The value of online sales in China exceeded half a trillion yuan in the first half of 2012, a result in part of aggressive discounts offered by e-commerce companies to attract customers.
Shoppers spent 511.9 billion yuan ($80.39 billion) online in the first six months of the year, 46.6 percent more than in the same period a year earlier, according to a report by the China e-Business Research Center, a market analysis company based in Hangzhou, Zhejiang province.
Experts said e-commerce companies will continue to offer low prices to attract customers in the second half of the year.
In July, Tmall.com, which arranges sales between businesses and consumers, said it would provide 1 billion yuan in subsidies to sellers and buyers in the last six months of 2012, the third such subsidy it has announced in three months.

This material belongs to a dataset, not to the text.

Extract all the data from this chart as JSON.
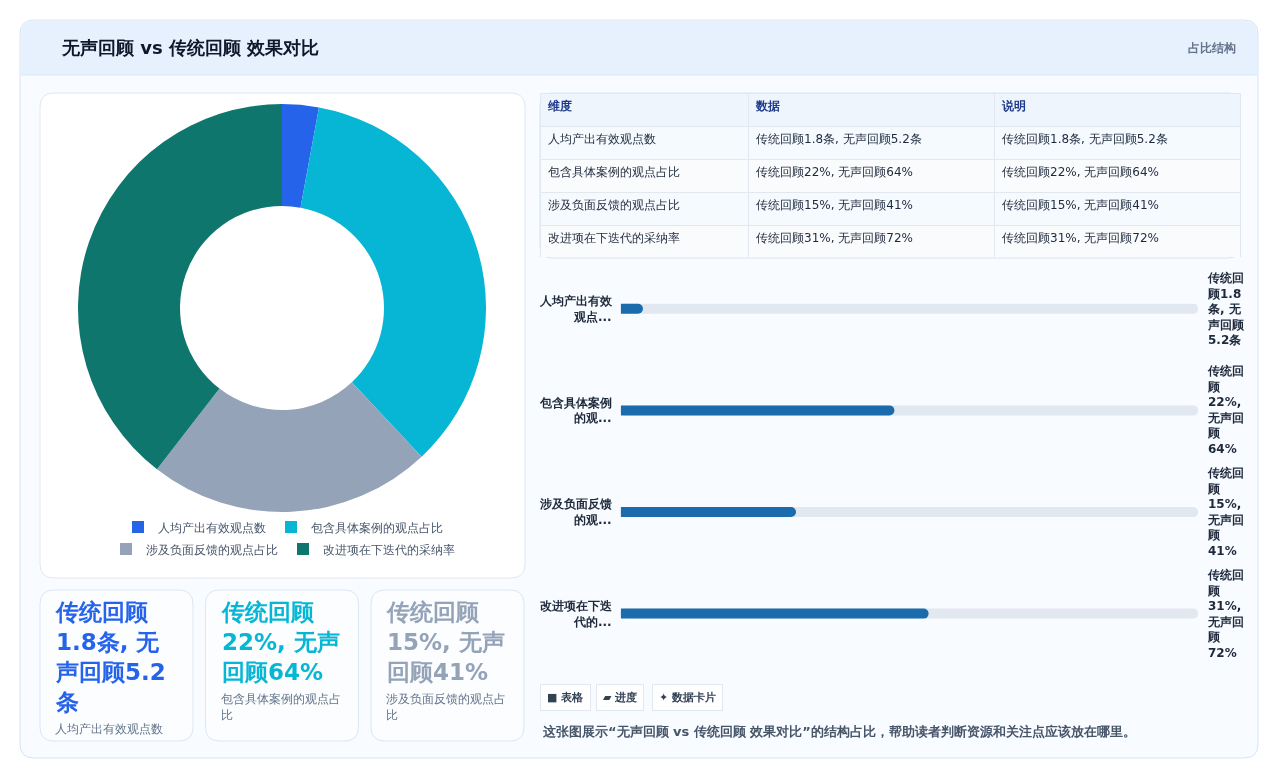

That offer came on the heels of various steps e-commerce companies took from April to June to offer prices that are lower than their competitors'. Some companies, such as Beijing Jingdong Century Trading Co Ltd, offered shoppers large discounts.
"E-commerce companies can gain a bigger market share by initiating price wars," said Mo Daiqing, an e-commerce analyst with the China e-Business Research Center.
"And it's also a way to attract potential investors and retain users."
Wu Sheng, senior vice-president of Beijing Jingdong Century Trading Co Ltd, which runs the e-commerce site 360buy.com, said the company plans to maintain its policy of offering low prices in the second half of the year.
"I don't think having a price war is really a central part of e-commerce," he said. "It's just a response to the fact that most online shoppers are very aware of prices."
China was home to 214 million online shoppers by the end of June, up 23.7 percent year-on-year, the report said. It predicted the number will increase to 273 million by the end of the year.
Mo meanwhile said attempts to keep prices low could eventually harm the e-commerce business. While that practice helps attract shoppers, it also places a strain on companies' capital reserves.
Jingdong, for example, reported a net loss of more than 1 billion yuan last year, double the amount of the year before.
Even so, it had the second largest share of the Chinese online market for goods and services sold from businesses to customers — enjoying 20.5 percent of the pie. Tmall, the largest such company in China measured by sales, had a 47.6 percent share, the report said.
In the business of arranging sales among customers in China, Taobao.com remained a dominant force, having a 94.5 percent share of that market during the same period.